In the terms Uptime Institute the system designed according to requirements of Tier II does not mean service of any element without shutdown of loading that perfectly and showed this case. This accident belongs to such incidents which without stopping TsODa cannot be liquidated.
It is an axiomatic case when the customer is warned about possible risks, but he prefers to wave away, and then there is a situation about which he was warned! At the same time the level of costs for the block of a service bypass for the 1 MW source it is incomparable it is small in comparison with losses from TsODa stop.
As a result for a long time it is (more than half a year) while chose a moment for TsODa stop, all IT systems worked in general without protection! Such here risk management. Well it is also necessary to understand that, as well as any machine - "drowned man", a resource of a time between failures of the UPS system after such accident sharply decreased: its different components began to fail more often than it could be expected from the system which did not endure a similar stress.
This history could be heard from the companies specializing in service of ventilation systems and conditioning. However from lips of electricians it seems improbable. But, unfortunately, it is the real truth ― an example of how at construction of TsODa the equipment is put out of action at a construction stage, without being started in work.
The DPC is built on the suburb of the city. The contractor, aiming to reduce construction term, forces suppliers to deliver the equipment to object though to construction readiness of a site still very far. At the same time "upward" (customer) there are official reports that the equipment is on object. But at this particular time to such equipment there can be most surprising things.
For example, on one of such objects under construction delivery of the UPS was performed obviously before term. The source stood several months unclaimed and not connected, than rodents (judging by life activity traces) who built to themselves a nest there and began to live-live did not fail to use and she is kind to acquire.
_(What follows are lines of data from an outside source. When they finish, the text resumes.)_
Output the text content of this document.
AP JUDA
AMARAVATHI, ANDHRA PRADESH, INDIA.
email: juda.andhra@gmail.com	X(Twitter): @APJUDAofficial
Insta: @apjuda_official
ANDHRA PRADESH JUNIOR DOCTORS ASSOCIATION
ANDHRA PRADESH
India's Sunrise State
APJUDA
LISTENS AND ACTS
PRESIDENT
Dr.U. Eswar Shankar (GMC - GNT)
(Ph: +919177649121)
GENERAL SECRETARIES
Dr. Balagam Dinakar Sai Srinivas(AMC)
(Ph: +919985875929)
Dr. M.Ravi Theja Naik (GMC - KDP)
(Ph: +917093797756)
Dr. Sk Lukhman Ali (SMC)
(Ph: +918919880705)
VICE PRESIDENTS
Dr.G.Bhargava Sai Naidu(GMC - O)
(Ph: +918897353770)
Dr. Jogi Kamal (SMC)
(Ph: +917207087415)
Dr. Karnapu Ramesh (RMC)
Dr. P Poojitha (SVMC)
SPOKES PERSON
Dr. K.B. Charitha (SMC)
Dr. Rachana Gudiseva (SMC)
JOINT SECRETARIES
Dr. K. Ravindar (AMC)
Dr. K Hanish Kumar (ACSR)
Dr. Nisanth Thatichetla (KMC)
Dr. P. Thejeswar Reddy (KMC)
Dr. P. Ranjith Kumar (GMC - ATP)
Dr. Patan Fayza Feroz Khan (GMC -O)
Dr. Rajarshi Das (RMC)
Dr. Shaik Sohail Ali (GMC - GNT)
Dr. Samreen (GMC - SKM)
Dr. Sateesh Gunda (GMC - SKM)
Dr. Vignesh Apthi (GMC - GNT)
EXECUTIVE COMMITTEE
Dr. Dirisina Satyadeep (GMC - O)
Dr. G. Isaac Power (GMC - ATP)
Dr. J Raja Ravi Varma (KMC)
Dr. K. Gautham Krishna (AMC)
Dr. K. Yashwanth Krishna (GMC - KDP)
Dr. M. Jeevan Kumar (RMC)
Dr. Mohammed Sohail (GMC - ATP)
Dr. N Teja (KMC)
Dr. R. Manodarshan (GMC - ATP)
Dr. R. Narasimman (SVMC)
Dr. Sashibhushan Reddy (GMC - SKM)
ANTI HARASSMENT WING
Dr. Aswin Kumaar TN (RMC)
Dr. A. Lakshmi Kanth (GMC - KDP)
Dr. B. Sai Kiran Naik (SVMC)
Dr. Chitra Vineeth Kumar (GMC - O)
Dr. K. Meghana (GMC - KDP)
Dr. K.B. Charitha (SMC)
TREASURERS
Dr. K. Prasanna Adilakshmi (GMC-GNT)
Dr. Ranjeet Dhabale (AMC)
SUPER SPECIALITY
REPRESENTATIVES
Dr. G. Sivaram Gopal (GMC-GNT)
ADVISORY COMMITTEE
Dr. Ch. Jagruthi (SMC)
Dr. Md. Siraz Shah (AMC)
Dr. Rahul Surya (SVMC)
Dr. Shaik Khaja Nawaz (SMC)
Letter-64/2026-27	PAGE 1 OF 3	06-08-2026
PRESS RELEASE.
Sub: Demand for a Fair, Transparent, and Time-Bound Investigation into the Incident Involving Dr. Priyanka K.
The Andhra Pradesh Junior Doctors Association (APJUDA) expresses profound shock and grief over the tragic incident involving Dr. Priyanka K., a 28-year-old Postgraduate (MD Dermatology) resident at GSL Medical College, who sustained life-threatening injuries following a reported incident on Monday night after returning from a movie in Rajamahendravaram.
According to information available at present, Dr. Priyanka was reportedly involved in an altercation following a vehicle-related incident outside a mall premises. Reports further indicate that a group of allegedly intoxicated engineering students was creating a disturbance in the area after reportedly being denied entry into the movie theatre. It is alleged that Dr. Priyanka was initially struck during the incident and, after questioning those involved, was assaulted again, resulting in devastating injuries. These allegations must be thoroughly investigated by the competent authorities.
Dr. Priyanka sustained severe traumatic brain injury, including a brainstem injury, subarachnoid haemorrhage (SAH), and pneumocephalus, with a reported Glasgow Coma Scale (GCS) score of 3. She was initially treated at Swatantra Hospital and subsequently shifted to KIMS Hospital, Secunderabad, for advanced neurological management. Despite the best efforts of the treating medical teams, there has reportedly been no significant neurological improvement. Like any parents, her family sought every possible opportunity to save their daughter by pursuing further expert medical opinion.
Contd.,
In the same room workers ate food which remaining balance rodents did not disdain. Animals separated the apartments into zones: on one "floor" there was a slot; on another they ate food; on the third ― just in that place where printed circuit boards were located, ― arranged a toilet.
When term came to connect the equipment, employees of customer services, overcoming fastidiousness, in respirators and rubber gloves rose to formally still to the new equipment. It was not succeeded to start IPB, of course, as printed circuit boards were destroyed by caustic liquid and demanded replacement.
As a result it turned out that as the equipment is delivered on object, it does not belong to the supplier any more. And the general contractor is the equipment received and did not begin to operate yet, but it is not serviceable any more. What occurred, ― is payment for short-sighted and not reasonable requirement of the customer to bring on object all provided equipment at once in spite of the fact that it is not necessary for it yet. These half a year the equipment would far more safely be stored on object.
Authors: Sergey Ermakov, Stanislav Ilyenko
Read more than 20 incidents which happened in the Russian DPCs in the new issue of the magazine of ЦОДы.РФ No. 13 devoted to a subject "Accidents in TSODAKH".
This article is a translation of the original post at habrahabr.ru/post/272057/
If you have any questions regarding the material covered in the article above, please, contact the original author of the post.
If you have any complaints about this article or you want this article to be deleted, please, drop an email here: firstname.lastname@example.org.
We believe that the knowledge, which is available at the most popular Russian IT blog habrahabr.ru, should be accessed by everyone, even though it is poorly translated.
Shared knowledge makes the world better.